Das Calvin-Jahr mag dazu dienen, dass wir am Ende des Jahres 2009 ein wenig mehr wissen über diesen Mann, der nach einem bewegten und turbulenten Leben schon mit 53 Jahren starb. Den Reformierten ist es ja eigen, dass sie von Personenkult recht wenig halten und sich vielleicht auch deshalb nicht besonders gut darauf verstehen, Personen zu ehren. Sehr zurecht schreibt Calvin in seinem ersten Katechismus für die Genfer Gemeinde aber auch: „Wer den Menschen nicht dankt, gibt damit auch seine Undankbarkeit gegen Gott zu erkennen.“ (Genfer Katechismus). Zwischen Dank und falscher Verehrung oder Verherrlichung gibt es ja noch eine Menge Platz.

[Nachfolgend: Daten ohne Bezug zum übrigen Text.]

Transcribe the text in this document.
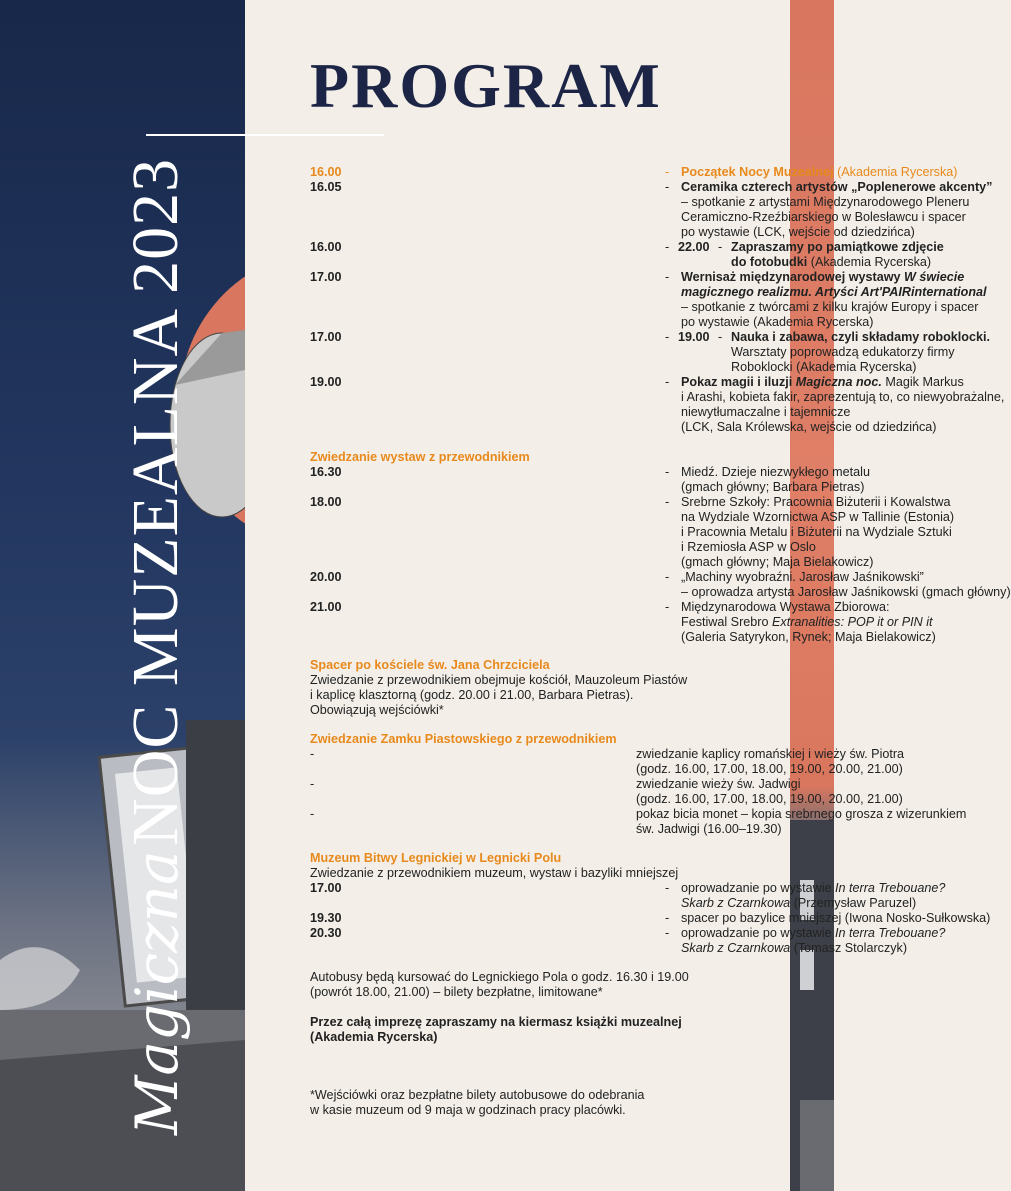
Magiczna NOC MUZEALNA 2023
PROGRAM
16.00	- Początek Nocy Muzealnej (Akademia Rycerska)
16.05	- Ceramika czterech artystów „Poplenerowe akcenty”
– spotkanie z artystami Międzynarodowego Pleneru
Ceramiczno-Rzeźbiarskiego w Bolesławcu i spacer
po wystawie (LCK, wejście od dziedzińca)
16.00	- 22.00 - Zapraszamy po pamiątkowe zdjęcie
do fotobudki (Akademia Rycerska)
17.00	- Wernisaż międzynarodowej wystawy W świecie
magicznego realizmu. Artyści Art'PAIRinternational
– spotkanie z twórcami z kilku krajów Europy i spacer
po wystawie (Akademia Rycerska)
17.00	- 19.00 - Nauka i zabawa, czyli składamy roboklocki.
Warsztaty poprowadzą edukatorzy firmy
Roboklocki (Akademia Rycerska)
19.00	- Pokaz magii i iluzji Magiczna noc. Magik Markus
i Arashi, kobieta fakir, zaprezentują to, co niewyobrażalne,
niewytłumaczalne i tajemnicze
(LCK, Sala Królewska, wejście od dziedzińca)
Zwiedzanie wystaw z przewodnikiem
16.30	- Miedź. Dzieje niezwykłego metalu
(gmach główny; Barbara Pietras)
18.00	- Srebrne Szkoły: Pracownia Biżuterii i Kowalstwa
na Wydziale Wzornictwa ASP w Tallinie (Estonia)
i Pracownia Metalu i Biżuterii na Wydziale Sztuki
i Rzemiosła ASP w Oslo
(gmach główny; Maja Bielakowicz)
20.00	- „Machiny wyobraźni. Jarosław Jaśnikowski”
– oprowadza artysta Jarosław Jaśnikowski (gmach główny)
21.00	- Międzynarodowa Wystawa Zbiorowa:
Festiwal Srebro Extranalities: POP it or PIN it
(Galeria Satyrykon, Rynek; Maja Bielakowicz)
Spacer po kościele św. Jana Chrzciciela
Zwiedzanie z przewodnikiem obejmuje kościół, Mauzoleum Piastów
i kaplicę klasztorną (godz. 20.00 i 21.00, Barbara Pietras).
Obowiązują wejściówki*
Zwiedzanie Zamku Piastowskiego z przewodnikiem
-	zwiedzanie kaplicy romańskiej i wieży św. Piotra
(godz. 16.00, 17.00, 18.00, 19.00, 20.00, 21.00)
-	zwiedzanie wieży św. Jadwigi
(godz. 16.00, 17.00, 18.00, 19.00, 20.00, 21.00)
-	pokaz bicia monet – kopia srebrnego grosza z wizerunkiem
św. Jadwigi (16.00–19.30)
Muzeum Bitwy Legnickiej w Legnicki Polu
Zwiedzanie z przewodnikiem muzeum, wystaw i bazyliki mniejszej
17.00	- oprowadzanie po wystawie In terra Trebouane?
Skarb z Czarnkowa (Przemysław Paruzel)
19.30	- spacer po bazylice mniejszej (Iwona Nosko-Sułkowska)
20.30	- oprowadzanie po wystawie In terra Trebouane?
Skarb z Czarnkowa (Tomasz Stolarczyk)
Autobusy będą kursować do Legnickiego Pola o godz. 16.30 i 19.00
(powrót 18.00, 21.00) – bilety bezpłatne, limitowane*
Przez całą imprezę zapraszamy na kiermasz książki muzealnej
(Akademia Rycerska)
*Wejściówki oraz bezpłatne bilety autobusowe do odebrania
w kasie muzeum od 9 maja w godzinach pracy placówki.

Calvin selber wollte wahrlich nicht, dass man sich nach seinem Namen nennt und seine Nachfolger haben das weitgehend akzeptiert, darum nennt sich die Tradition, die sich ihm verpflichtet weiß auch nicht selber „calvinistisch“ oder „calvinisch“ in Anlehnung an die „lutherische“ sondern eben „reformiert“. Denn das war Calvins besonderes Anliegen: Eine Kirche muss stets eine nach Gottes Wort reformierte, sich stets erneuernde, eine immer wieder „in Form“ gebracht, nach Gottes Wort geformte Kirche sein. Johannes Calvin hatte in seiner Zeit in Genf für einige Jahre ein Briefsiegel. Dieses Siegel war mehr als ein Adressaufkleber oder ein Absenderstempel, wie wir ihn vielleicht auf unsere Briefe oder unsere Briefköpfe setzen. In seinem Siegel kann man so etwas wie die Summe dessen entdecken, worum es Calvin ging.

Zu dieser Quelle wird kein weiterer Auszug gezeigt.